Die Protokolle und Bekanntmachungen wurden von dem Berner Theologen Hans-Peter Stähli übersetzt, der bereits im Rahmen des 1966/67 durchgeführten Bielefelder Prozesses gegen den ehemaligen Leiter der Dienststelle „Kommandeur der Sicherheitspolizei und des SD für den Bezirk Bialystok“ Dr. Wilhelm Altenloh als Übersetzer in Erscheinung getreten war. Er hatte damals die hebräischen Übersetzungen der jiddischen Dokumente auf der Grundlage des 1962 von Yad Vashem publizierten und von Nachman Blumenthal herausgegebenen Bandes „Darko shel Yudenrat: Te’udot miggeto Bialistoq“ angefertigt. Nunmehr hat er die jiddischen Originaltexte übersetzt. Diese sind nur erhalten geblieben, weil sie im Frühjahr 1943 außerhalb des Gettobereichs vergraben worden waren, um von den Verbrechen der deutschen Besatzer zu zeugen. Doch was bieten die Protokolle und Meldungen? An ihnen lassen sich die Sichtweisen der im Judenrat maßgeblichen Personen, allen voran des Ingenieurs Efraim Barasz, auf die Situation in Białystok nachvollziehen. Hierbei wird Einiges schnell deutlich:
1.Bereits früh bestand das vorrangige Ziel der Judenrates in der Sicherung des Überlebens der Juden: „Wir müssen auf alles verzichten, wenn wir nur das Leben retten.“ (S. 72, Jakow Lifszic auf einer Versammlung am 2. November 1941.)

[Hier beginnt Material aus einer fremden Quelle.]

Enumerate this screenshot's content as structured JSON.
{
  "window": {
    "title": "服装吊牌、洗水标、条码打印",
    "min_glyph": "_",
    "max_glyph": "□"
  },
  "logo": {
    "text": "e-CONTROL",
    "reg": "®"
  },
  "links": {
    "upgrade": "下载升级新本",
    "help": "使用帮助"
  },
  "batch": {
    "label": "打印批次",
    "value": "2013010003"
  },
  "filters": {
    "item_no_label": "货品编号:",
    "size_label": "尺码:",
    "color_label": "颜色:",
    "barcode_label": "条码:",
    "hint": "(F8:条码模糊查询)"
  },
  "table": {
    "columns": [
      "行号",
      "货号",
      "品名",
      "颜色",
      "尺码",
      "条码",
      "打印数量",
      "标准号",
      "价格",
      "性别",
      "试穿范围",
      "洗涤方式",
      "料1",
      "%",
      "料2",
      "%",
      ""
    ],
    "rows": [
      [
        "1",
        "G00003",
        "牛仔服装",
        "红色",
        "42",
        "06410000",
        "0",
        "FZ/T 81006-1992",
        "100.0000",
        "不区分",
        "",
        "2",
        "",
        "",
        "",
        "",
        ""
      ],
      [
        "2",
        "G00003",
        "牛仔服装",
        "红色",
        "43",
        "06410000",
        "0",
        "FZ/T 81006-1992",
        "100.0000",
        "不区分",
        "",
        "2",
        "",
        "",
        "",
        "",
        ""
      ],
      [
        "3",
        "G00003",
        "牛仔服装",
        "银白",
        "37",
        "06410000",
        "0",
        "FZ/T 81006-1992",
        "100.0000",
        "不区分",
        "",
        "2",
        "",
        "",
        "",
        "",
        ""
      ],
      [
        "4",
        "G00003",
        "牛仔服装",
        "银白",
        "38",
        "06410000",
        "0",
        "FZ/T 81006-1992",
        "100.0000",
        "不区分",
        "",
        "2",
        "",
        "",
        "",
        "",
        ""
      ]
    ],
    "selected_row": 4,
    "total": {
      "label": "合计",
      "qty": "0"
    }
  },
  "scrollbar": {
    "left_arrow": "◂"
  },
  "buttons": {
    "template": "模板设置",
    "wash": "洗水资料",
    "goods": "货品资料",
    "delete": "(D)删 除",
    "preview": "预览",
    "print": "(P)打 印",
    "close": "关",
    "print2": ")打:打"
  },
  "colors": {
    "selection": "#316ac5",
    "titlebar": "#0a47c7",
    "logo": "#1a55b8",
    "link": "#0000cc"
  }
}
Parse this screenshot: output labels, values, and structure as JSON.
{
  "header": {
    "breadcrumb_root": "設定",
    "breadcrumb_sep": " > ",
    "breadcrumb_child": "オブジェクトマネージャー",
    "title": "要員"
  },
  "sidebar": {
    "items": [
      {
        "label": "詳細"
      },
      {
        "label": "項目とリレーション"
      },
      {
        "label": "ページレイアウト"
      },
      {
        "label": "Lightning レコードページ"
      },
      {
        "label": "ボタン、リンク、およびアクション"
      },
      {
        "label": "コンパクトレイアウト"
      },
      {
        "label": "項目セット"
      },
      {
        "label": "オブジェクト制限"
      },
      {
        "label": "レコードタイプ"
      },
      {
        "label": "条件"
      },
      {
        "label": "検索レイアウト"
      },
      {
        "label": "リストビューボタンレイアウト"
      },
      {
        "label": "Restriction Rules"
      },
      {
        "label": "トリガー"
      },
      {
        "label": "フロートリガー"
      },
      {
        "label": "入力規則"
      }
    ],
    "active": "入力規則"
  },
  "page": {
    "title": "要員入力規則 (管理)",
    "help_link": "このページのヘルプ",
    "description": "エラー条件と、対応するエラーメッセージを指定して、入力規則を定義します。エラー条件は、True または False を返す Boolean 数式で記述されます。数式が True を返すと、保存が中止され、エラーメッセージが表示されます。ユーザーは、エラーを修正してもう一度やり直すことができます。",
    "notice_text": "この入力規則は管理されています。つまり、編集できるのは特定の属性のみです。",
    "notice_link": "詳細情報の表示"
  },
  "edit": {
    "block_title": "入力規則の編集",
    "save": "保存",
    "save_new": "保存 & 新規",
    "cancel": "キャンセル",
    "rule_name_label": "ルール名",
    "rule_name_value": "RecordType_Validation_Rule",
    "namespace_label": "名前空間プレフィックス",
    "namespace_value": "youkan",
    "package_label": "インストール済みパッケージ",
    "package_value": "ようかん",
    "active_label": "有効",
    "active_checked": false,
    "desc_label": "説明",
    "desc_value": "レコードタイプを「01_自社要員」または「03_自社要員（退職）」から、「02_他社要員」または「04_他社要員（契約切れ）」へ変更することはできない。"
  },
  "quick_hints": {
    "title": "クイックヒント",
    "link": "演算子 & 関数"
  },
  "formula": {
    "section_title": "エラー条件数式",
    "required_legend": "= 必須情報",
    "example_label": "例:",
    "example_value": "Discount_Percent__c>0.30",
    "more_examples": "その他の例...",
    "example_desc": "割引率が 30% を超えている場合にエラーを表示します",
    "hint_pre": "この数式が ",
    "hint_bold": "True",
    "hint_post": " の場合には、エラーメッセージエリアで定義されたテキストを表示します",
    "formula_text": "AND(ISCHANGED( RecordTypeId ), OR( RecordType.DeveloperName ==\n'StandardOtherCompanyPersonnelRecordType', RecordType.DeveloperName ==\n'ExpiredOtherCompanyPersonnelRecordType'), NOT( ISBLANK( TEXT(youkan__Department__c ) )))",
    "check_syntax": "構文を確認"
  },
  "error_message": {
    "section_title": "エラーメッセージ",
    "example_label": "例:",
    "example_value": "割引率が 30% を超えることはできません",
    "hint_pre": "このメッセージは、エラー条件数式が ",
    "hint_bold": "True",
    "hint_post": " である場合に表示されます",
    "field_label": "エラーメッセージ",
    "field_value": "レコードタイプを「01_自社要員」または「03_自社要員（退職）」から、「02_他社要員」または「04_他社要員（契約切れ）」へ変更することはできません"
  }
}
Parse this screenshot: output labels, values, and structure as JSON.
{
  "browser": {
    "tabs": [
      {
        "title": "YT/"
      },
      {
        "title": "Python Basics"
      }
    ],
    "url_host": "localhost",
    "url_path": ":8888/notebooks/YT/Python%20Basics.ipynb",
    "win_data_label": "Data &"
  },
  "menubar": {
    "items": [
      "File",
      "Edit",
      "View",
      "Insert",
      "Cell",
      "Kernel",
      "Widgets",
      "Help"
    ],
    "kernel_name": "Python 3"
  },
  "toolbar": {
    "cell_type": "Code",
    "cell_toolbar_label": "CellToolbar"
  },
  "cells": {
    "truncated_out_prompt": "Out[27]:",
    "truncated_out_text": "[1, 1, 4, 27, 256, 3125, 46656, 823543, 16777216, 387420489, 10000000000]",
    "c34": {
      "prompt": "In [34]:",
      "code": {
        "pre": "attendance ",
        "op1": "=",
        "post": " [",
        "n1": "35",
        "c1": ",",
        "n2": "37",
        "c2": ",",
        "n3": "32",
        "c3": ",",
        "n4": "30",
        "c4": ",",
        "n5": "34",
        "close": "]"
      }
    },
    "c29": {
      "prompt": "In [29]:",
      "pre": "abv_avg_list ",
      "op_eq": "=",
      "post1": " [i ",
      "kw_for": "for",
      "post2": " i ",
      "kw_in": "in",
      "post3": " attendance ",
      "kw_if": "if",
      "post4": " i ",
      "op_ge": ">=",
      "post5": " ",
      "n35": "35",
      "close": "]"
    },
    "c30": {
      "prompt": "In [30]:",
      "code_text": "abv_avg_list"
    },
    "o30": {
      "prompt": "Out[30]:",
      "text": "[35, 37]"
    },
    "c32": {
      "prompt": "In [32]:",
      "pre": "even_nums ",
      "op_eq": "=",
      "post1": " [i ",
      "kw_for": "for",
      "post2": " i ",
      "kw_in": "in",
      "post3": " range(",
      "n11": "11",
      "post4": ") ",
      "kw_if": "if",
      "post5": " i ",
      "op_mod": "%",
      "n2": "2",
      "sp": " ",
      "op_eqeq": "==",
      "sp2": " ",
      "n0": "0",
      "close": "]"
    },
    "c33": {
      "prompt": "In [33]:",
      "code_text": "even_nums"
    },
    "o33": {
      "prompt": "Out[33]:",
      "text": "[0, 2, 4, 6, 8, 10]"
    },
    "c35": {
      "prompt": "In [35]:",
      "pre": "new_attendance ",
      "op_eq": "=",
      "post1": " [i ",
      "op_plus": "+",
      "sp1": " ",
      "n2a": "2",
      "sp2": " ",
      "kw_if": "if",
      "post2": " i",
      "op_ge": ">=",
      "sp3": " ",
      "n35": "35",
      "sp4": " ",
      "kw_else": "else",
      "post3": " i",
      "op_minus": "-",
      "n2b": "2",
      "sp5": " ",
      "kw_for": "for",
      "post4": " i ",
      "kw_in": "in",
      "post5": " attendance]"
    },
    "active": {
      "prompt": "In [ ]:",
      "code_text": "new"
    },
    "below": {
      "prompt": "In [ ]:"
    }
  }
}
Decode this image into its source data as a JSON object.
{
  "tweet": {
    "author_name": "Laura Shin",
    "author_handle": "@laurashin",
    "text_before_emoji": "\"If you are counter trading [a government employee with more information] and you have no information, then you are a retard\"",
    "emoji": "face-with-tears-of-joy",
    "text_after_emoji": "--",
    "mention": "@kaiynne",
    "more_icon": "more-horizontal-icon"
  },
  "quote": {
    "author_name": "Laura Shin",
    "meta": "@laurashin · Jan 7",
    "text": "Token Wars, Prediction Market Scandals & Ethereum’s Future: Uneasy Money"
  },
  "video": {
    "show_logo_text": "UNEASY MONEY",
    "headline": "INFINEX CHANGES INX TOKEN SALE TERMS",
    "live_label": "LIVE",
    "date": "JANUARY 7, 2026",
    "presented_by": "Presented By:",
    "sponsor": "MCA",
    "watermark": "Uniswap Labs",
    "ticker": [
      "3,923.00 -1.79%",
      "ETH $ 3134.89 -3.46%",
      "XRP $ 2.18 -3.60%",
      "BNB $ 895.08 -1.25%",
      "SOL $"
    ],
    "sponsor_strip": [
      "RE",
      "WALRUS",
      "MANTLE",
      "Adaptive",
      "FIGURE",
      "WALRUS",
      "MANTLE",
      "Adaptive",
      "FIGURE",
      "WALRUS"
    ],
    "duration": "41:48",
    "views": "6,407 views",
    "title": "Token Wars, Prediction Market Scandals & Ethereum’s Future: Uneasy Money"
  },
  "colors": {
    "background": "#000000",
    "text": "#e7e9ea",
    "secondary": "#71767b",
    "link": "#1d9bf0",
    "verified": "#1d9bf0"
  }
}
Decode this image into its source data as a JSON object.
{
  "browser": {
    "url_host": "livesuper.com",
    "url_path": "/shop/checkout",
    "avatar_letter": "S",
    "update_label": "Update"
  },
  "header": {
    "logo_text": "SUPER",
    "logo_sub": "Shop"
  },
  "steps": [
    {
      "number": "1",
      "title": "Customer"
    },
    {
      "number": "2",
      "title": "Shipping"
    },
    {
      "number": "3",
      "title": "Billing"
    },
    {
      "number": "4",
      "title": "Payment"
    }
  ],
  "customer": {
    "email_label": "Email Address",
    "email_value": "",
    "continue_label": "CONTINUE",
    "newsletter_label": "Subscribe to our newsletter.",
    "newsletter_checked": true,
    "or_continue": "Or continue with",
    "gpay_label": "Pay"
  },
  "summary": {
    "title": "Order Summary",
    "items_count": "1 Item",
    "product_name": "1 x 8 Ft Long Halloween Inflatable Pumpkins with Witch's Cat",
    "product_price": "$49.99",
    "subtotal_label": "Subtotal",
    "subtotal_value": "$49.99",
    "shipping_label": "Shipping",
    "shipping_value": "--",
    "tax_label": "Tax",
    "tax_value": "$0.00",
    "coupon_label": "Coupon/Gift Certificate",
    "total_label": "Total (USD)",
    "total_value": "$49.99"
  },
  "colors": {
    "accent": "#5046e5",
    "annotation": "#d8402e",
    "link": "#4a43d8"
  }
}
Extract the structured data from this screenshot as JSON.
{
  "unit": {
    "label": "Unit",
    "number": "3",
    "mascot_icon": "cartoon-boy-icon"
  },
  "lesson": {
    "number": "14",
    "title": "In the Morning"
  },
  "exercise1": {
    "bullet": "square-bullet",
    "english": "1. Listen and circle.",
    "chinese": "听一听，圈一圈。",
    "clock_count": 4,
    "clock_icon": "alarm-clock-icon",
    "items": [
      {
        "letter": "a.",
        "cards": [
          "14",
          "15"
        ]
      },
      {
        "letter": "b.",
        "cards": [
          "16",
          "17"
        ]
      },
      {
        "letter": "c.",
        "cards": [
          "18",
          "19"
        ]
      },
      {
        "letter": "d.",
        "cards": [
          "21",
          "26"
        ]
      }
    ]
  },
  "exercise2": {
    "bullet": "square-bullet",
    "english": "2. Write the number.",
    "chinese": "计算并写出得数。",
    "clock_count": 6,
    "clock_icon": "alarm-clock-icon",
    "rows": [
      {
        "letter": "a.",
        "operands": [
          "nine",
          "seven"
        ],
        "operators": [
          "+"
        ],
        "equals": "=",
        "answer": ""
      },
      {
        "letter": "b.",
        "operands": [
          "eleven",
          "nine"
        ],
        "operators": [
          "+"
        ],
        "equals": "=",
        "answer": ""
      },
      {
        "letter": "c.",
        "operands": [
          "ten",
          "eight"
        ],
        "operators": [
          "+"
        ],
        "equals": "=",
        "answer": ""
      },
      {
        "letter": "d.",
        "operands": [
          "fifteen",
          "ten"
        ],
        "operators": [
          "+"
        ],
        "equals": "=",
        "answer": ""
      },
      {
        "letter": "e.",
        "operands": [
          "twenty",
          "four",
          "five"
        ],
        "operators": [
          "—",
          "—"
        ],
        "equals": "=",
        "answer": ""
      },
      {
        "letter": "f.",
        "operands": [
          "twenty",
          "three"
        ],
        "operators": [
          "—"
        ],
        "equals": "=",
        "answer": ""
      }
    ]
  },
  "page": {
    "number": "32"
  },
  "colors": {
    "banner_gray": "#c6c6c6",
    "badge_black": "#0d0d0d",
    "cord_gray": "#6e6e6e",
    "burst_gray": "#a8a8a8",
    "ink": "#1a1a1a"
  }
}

2.Darüber hinaus war dem Judenrat bewusst, dass er in einer Extremsituation handelt: „Eine solche Zeit hat es doch in der Geschichte noch nicht gegeben.“ (S. 82, Rabbiner Dr. Gedali Rozenman auf der Sitzung am 29. November 1941.)
3.Der Judenrat hat zudem durchschaut, dass das Wohl und Wehe der Juden nicht von ihrem Tun oder Wert abhängt, sondern von der „allgemeinen Politik“ (Efraim Barasz auf der Sitzung am 22. März 1942).
Viele weitere Erkenntnisse können aus den Protokollen gewonnen werden, etwa über das Wissen vom Schicksal der Juden in anderen Gettos. Die Bekanntmachungen wiederum erlauben einen Blick auf den Alltag der Gettoinsassen. Sie umfassen interne Bekanntmachungen genauso wie deutsche Anordnungen. Dabei tauchen ungewöhnliche Punkte auf: So dürften die Wenigsten erwarten, dass sich der Judenrat mit dem Thema „Kühe im Getto“ beschäftigt hat; schließlich haben wir alle ein Bild vom Gettoelend im Kopf, dass enge Häuserschluchten, aber keinen Baum und gewiss keine landwirtschaftlichen Nutztiere beinhaltet. Tatsächlich handeln jedoch die Bekanntmachungen 31, 59, 67, 137, 156, 191, 310, 345 und 387 (sowie das Protokoll 50) von Kühen.
Der zweite Teil des Buches ist wie ein üblicher Tagungsband aufgebaut: Nach einer Einführung durch die Herausgeber folgen in drei Blöcken Beiträge des Workshops zur Rezeption der Judenräte (Dan Michman, Karol Sauerland, Karsten Wilke), zu Erkenntnispotenzialen der Dokumente (Sara Bender, Freia Anders, Joanna Furła-Buczek, Katrin Stoll, Hans-Wilhelm Eckhardt zusammen mit Matthias Holzberg) und zum Erkenntniswert jüdischer Quellen (Dan Michman, Monika Tokarzewska, Andreas Ruppert, Monika Polit). Einige Aufsätze ermöglichen eine bessere Einordnung der abgedruckten Dokumente. Sehr hilfreich sind insbesondere die Beiträge von Sara Bender, die 10 von 13 Abteilungen des Judenrates vorstellt, und von Joanna Furła-Buczek, die sich mit der Sprache der Bekanntmachungen beschäftigt. Unser Denken fordert der zweite Aufsatz von Dan Michman über das Getto-Phänomen während der Shoah heraus, denn er lehnt die verbreitete Sichtweise ab, dass Gettos ein Schritt auf dem Weg zur so genannten Endlösung gewesen seien (S. 468). Michman erklärt deren Einrichtung vor allem als Ergebnis einer Internalisierung antisemitischer Feindbilder durch niedere Ränge des NS-Regimes (S. 467).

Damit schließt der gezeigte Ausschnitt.